Les parents de Telovohalogosy virent leur fille sur l’arbre et la promirent en mariage à celui qui la ferait descendre.

Aussitôt un homme grimpa sur l’arbre, prit la jeune fille sur son dos et descendit.

Quant

Telovohalogosy fut à terre, elle dit : « Voici l’endroit où nous nous sommes baignées.

Soanoromanga fut emportée par une grosse anguille et c’est ici qu’elle disparut. »

Les gens prirent une pirogue et allèrent jeter l’amorce à l'eau.

Au matin, l’anguille était prise. On l’amena jusqu'à la rive, on la tua et on lui ouvrit le ventre.

Soanoromanga s’y trouvait, coupée en trois morceaux.
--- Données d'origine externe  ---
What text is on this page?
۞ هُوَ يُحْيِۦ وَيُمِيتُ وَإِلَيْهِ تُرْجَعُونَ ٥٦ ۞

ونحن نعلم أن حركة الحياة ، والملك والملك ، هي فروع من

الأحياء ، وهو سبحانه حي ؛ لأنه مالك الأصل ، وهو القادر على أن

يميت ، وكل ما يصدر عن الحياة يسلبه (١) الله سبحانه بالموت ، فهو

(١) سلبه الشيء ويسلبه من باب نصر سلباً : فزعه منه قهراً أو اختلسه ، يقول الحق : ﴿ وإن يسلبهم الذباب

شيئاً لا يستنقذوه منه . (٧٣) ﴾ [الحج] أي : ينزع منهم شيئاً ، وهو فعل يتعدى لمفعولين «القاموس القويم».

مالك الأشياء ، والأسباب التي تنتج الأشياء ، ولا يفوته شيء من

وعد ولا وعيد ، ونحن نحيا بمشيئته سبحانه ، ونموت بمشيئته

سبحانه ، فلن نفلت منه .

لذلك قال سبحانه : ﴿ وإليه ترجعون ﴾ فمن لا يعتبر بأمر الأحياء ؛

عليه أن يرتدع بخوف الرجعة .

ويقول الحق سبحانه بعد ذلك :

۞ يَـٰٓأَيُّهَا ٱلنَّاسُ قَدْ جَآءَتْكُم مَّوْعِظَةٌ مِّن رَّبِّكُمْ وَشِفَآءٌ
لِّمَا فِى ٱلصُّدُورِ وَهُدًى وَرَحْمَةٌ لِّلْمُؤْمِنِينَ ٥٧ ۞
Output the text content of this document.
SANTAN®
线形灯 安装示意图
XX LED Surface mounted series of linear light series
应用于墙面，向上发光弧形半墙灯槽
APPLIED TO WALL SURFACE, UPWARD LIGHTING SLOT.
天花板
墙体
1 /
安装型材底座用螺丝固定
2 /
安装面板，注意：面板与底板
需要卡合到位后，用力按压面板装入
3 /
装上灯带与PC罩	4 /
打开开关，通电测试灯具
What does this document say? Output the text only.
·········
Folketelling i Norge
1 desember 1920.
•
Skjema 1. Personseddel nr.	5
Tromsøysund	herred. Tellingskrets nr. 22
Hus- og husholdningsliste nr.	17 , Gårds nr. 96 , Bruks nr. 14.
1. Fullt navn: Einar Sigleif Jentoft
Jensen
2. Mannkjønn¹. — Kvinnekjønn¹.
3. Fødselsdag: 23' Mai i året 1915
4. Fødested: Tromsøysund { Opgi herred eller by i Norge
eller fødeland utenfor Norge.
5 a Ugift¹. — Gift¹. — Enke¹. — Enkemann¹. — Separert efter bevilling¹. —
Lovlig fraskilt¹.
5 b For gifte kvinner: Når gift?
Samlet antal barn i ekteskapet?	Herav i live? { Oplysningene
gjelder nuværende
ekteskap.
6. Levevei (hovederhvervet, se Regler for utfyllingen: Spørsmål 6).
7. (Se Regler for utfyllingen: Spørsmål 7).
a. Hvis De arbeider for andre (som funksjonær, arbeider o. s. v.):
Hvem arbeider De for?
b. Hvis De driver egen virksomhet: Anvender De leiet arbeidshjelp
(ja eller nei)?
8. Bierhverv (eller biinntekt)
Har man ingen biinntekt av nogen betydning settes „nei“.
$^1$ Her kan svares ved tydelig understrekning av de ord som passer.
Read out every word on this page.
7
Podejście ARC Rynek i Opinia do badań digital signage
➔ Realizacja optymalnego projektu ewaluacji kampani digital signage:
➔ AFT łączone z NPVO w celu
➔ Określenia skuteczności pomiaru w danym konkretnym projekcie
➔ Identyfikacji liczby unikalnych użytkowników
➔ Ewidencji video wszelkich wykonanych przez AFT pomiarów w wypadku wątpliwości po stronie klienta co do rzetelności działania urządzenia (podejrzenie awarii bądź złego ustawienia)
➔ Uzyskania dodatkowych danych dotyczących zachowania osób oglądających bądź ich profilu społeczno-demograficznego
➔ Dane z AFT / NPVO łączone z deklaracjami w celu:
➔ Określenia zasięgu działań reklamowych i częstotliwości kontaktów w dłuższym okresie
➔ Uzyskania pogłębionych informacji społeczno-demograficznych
On se servit du sang de l’anguille pour les réunir et la jeune fille s’en retourna vers son village avec sa famille toute joyeuse.

On fit une grande fête, on but beaucoup d’eau de vie et on tua de nombreux bœufs.

On n’oublia pas non plus de donner au vorondreo comme récompense un gros sac de graines.

 

Et voilà comment le vorondreo devint un oiseau de présage.

 

( 1 ) Arbuste assez commun dans la forêt de l'Est.